The Scottish Album of the Year Award marked its 12th edition with a return trip to last year’s venue, Stirling’s sparkling Albert Halls, beginning with a performance by 2022 winner, jazz pianist Fergus McCreadie and ending with the announcement of the latest recipients, Young Fathers, whose fourth album Heavy Heavy appeared to unite the judges with its celebratory, cathartic qualities, described by band member Ally Massaquoi as “the trials and tribulations of everybody”.
Massaquoi was on hand to pick up Young Fathers’ third SAY Award gong, using the lingo of his home city of Edinburgh to describe the scene as “a bit radge”. He may have found their latest honour a bit mad but there is no argument here – it really is the best Scottish album of the past year, despite stiff competition on the night from other shortlisted gems such as Joesef’s sweet soul debut Permanent Damage, Hamish Hawk’s swaggering, eloquent Angel Numbers, bagpiper Brìghde Chaimbeul’s hypnotic Carry Them With Us and Paolo Nutini’s masterful Last Night In the Bittersweet.
Nutini, on tour but sending his thanks via his sister Francesca, was honoured separately, with his debut album These Streets picking up the SAY Modern Scottish Classic Award.

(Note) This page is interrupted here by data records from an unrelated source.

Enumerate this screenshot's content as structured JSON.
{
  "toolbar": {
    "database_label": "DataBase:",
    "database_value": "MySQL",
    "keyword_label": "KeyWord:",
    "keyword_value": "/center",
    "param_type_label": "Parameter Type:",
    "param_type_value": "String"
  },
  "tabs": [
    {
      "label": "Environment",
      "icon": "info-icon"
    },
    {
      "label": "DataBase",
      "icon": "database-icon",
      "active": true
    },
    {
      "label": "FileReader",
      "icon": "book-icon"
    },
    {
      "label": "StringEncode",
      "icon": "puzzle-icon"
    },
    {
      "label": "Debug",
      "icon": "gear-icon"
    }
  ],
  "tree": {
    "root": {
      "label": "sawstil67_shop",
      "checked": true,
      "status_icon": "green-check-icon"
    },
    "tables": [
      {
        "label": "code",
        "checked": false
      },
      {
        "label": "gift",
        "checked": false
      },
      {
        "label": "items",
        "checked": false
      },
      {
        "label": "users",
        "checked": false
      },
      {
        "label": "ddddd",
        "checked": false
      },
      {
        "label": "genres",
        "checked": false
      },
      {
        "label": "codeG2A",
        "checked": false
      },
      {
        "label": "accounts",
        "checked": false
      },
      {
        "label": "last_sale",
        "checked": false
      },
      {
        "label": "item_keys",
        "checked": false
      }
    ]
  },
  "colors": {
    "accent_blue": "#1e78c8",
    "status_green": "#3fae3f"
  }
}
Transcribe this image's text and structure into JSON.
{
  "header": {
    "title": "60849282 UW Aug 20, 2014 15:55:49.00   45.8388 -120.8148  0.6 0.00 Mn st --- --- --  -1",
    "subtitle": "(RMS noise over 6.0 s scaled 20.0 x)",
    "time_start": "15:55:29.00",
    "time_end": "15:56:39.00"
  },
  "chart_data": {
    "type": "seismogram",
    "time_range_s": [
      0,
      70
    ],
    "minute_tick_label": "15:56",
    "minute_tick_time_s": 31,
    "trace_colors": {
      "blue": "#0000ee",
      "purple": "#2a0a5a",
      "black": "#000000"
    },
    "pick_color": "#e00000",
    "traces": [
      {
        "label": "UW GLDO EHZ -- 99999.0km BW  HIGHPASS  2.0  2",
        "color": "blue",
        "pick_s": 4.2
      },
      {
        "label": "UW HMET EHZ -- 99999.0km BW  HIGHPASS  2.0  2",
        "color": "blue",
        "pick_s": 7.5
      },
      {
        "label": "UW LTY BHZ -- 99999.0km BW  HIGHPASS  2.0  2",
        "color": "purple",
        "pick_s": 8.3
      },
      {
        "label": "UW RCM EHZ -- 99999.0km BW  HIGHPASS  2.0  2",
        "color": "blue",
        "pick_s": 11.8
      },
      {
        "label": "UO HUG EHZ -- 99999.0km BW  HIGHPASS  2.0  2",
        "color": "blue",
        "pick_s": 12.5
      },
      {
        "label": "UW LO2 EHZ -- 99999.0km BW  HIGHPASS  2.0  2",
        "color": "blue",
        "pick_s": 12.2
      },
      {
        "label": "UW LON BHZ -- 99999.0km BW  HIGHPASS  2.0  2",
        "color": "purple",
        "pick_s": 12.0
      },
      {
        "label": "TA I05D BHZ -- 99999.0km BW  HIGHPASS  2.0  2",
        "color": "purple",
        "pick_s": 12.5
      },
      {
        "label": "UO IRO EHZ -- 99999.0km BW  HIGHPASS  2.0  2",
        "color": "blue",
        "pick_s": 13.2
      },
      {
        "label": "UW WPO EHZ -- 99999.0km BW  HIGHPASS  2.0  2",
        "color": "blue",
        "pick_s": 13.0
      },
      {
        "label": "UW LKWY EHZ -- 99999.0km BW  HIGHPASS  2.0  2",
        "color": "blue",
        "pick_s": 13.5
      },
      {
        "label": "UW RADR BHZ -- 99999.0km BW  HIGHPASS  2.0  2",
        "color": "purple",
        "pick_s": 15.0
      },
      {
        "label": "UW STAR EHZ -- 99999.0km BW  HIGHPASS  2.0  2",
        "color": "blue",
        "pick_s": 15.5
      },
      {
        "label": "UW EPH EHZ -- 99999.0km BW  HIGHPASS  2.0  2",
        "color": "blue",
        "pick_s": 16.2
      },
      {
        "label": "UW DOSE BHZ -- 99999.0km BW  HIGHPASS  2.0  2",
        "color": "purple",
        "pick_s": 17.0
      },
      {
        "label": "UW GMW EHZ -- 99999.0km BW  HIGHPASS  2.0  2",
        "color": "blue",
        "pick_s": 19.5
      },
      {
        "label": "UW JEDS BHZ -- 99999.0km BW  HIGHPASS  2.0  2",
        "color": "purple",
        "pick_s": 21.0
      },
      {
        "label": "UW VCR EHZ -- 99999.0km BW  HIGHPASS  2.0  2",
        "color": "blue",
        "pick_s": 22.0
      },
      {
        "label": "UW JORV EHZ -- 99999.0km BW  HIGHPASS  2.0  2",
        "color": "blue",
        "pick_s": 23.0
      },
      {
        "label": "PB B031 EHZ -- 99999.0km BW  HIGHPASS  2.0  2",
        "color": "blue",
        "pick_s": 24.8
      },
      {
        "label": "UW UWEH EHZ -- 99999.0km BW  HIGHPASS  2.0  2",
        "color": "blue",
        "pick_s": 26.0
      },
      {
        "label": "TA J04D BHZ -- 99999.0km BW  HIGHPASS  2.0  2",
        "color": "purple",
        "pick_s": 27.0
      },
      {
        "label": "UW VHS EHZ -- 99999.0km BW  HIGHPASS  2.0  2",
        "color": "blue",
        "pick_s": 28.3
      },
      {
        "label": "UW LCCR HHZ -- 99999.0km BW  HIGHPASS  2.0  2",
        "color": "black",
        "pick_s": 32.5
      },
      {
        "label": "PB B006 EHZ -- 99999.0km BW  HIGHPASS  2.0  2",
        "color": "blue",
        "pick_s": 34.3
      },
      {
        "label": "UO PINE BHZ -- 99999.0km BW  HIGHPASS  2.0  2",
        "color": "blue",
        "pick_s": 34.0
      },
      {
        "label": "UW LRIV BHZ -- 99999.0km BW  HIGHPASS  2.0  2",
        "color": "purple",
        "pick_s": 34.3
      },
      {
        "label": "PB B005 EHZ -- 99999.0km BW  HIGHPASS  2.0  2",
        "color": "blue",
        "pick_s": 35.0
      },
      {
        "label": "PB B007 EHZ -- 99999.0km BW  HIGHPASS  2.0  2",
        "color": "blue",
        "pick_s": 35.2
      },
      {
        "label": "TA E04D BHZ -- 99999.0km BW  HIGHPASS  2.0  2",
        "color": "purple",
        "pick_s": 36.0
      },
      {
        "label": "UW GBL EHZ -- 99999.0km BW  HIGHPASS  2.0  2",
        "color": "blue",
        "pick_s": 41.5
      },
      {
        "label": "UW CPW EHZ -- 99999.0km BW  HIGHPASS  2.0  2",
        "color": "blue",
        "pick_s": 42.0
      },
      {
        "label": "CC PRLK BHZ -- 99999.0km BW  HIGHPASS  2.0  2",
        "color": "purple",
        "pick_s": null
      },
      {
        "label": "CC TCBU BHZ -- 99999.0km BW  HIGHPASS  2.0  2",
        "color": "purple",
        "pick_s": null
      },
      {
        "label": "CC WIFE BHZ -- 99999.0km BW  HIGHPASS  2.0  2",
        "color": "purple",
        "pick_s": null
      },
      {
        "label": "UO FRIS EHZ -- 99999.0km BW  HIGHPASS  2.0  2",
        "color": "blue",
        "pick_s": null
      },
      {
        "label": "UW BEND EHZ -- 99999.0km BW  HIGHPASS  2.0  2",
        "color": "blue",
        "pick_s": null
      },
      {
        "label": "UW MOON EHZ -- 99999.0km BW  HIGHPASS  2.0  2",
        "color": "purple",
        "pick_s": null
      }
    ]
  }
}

This accolade was voted on by his fellow nominees and some of its best loved tracks were covered by the SAY house band with vocals by rising Scottish singer/songwriter Becky Sikasa and brownbear frontman Matt Hickman.
Elsewhere in an informal, good-natured ceremony, ably hosted by BBC Radio Scotland presenters Nicola Meighan and Vic Galloway, Glasgow rockers Dead Pony rattled the masses with a short, sharp shock of a set, eliciting some moderate moshing, while the woozier indie textures of Edinburgh teen duo No Windows won the evening’s third gong, the Sound of Young Scotland Award. Their prize is £10,000 towards the recording of their debut album, investing in potential future nominees at a time when making a wage as a musician has never seemed harder.